• Question: If the sun shines directly at earth then what happens to the seasons in the north and south pole

    Asked by gracew on 25 Sep 2017.
    • Photo: Sam Parsons

      Sam Parsons answered on 25 Sep 2017:


      This isn’t my area, but lets see if I can get this right. Due to the tilt of the earth, the poles get only two seasons. Summer when the sun is out, and winter when it is not.

      I’m also pretty sure that there are like 4 or 5 north and south poles. But I cant remember why. Must google 🙂

    • Photo: Kanta Dihal

      Kanta Dihal answered on 25 Sep 2017:


      I’m going to answer this question assuming that you’ve learned why we have seasons on Earth: because the axis of the Earth, the line from the North to the South Pole around which the Earth rotates, is tilted.
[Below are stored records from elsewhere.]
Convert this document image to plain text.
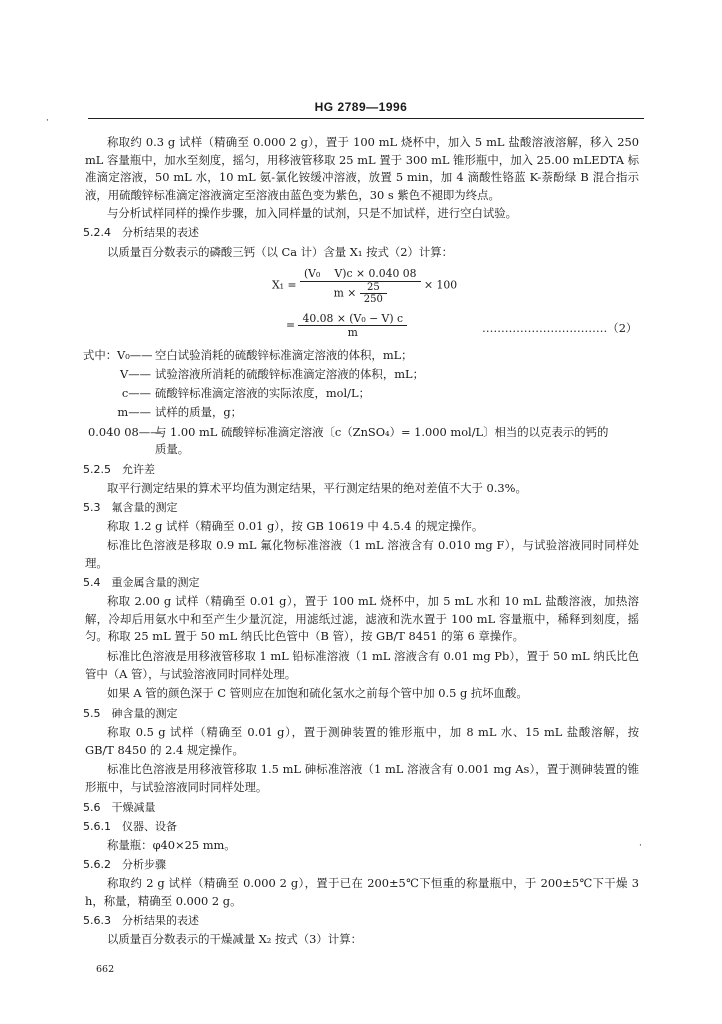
·
HG 2789—1996
称取约 0.3 g 试样（精确至 0.000 2 g），置于 100 mL 烧杯中，加入 5 mL 盐酸溶液溶解，移入 250 mL 容量瓶中，加水至刻度，摇匀，用移液管移取 25 mL 置于 300 mL 锥形瓶中，加入 25.00 mLEDTA 标准滴定溶液，50 mL 水，10 mL 氨-氯化铵缓冲溶液，放置 5 min，加 4 滴酸性铬蓝 K-萘酚绿 B 混合指示液，用硫酸锌标准滴定溶液滴定至溶液由蓝色变为紫色，30 s 紫色不褪即为终点。
与分析试样同样的操作步骤，加入同样量的试剂，只是不加试样，进行空白试验。
5.2.4　分析结果的表述
以质量百分数表示的磷酸三钙（以 Ca 计）含量 X₁ 按式（2）计算：
$X_1 = \frac{\text{(V₀　 V)c × 0.040 08}}{m \times \frac{25}{250}} \times 100$
= $\frac{\text{40.08 × (V₀ − V) c}}{m}$	……………………………（2）
式中： V₀—— 空白试验消耗的硫酸锌标准滴定溶液的体积，mL；
V—— 试验溶液所消耗的硫酸锌标准滴定溶液的体积，mL；
c—— 硫酸锌标准滴定溶液的实际浓度，mol/L；
m—— 试样的质量，g；
0.040 08——
与 1.00 mL 硫酸锌标准滴定溶液〔c（ZnSO₄）= 1.000 mol/L〕相当的以克表示的钙的
质量。
5.2.5　允许差
取平行测定结果的算术平均值为测定结果，平行测定结果的绝对差值不大于 0.3%。
5.3　氟含量的测定
称取 1.2 g 试样（精确至 0.01 g），按 GB 10619 中 4.5.4 的规定操作。
标准比色溶液是移取 0.9 mL 氟化物标准溶液（1 mL 溶液含有 0.010 mg F），与试验溶液同时同样处理。
5.4　重金属含量的测定
称取 2.00 g 试样（精确至 0.01 g），置于 100 mL 烧杯中，加 5 mL 水和 10 mL 盐酸溶液，加热溶解，冷却后用氨水中和至产生少量沉淀，用滤纸过滤，滤液和洗水置于 100 mL 容量瓶中，稀释到刻度，摇匀。称取 25 mL 置于 50 mL 纳氏比色管中（B 管），按 GB/T 8451 的第 6 章操作。
标准比色溶液是用移液管移取 1 mL 铅标准溶液（1 mL 溶液含有 0.01 mg Pb），置于 50 mL 纳氏比色管中（A 管），与试验溶液同时同样处理。
如果 A 管的颜色深于 C 管则应在加饱和硫化氢水之前每个管中加 0.5 g 抗坏血酸。
5.5　砷含量的测定
称取 0.5 g 试样（精确至 0.01 g），置于测砷装置的锥形瓶中，加 8 mL 水、15 mL 盐酸溶解，按 GB/T 8450 的 2.4 规定操作。
标准比色溶液是用移液管移取 1.5 mL 砷标准溶液（1 mL 溶液含有 0.001 mg As），置于测砷装置的锥形瓶中，与试验溶液同时同样处理。
5.6　干燥减量
5.6.1　仪器、设备
称量瓶：φ40×25 mm。	·
5.6.2　分析步骤
称取约 2 g 试样（精确至 0.000 2 g），置于已在 200±5℃下恒重的称量瓶中，于 200±5℃下干燥 3 h，称量，精确至 0.000 2 g。
5.6.3　分析结果的表述
以质量百分数表示的干燥减量 X₂ 按式（3）计算：
662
If you don’t understand that, please ask, and I’ll explain further!

      That tilted axis does something bizarre to the seasons on the North and South Poles. Each year, the sun rises once: during the equinox (20 March) when the axis of the earth is at a 90-degree angle to the sun. After that, the North Pole is tilted toward the Sun, so the Sun won’t set *at all* on the North Pole during the entire summer! This is called ‘midnight sun’. The sun will set again during the autumn equinox (which was last week, 22 September). So right now, it’s dark again on the North Pole, until 20 March 2018… However, the sun has just risen on the South Pole, where it’s summer now.

      In the UK, you can see that nights become longer and longer now, with the winter solstice (21 December) having the longest night of the year. This effect becomes more extreme the further north you go: in northern Norway people don’t see daylight for three months during winter. And the poles have the most extreme version of this effect of all.

      Sam said there are 4 or 5 north and south poles. I think Google told him by now that he was probably thinking of the ‘geomagnetic’ and ‘geographic’ poles. The north pole a compass points at is not in the same place as the ‘geographic North Pole’, the axis around which the Earth rotates! A compass points at the ‘geomagnetic north pole’. The location of the geomagnetic north pole changes over time because of processes inside the Earth.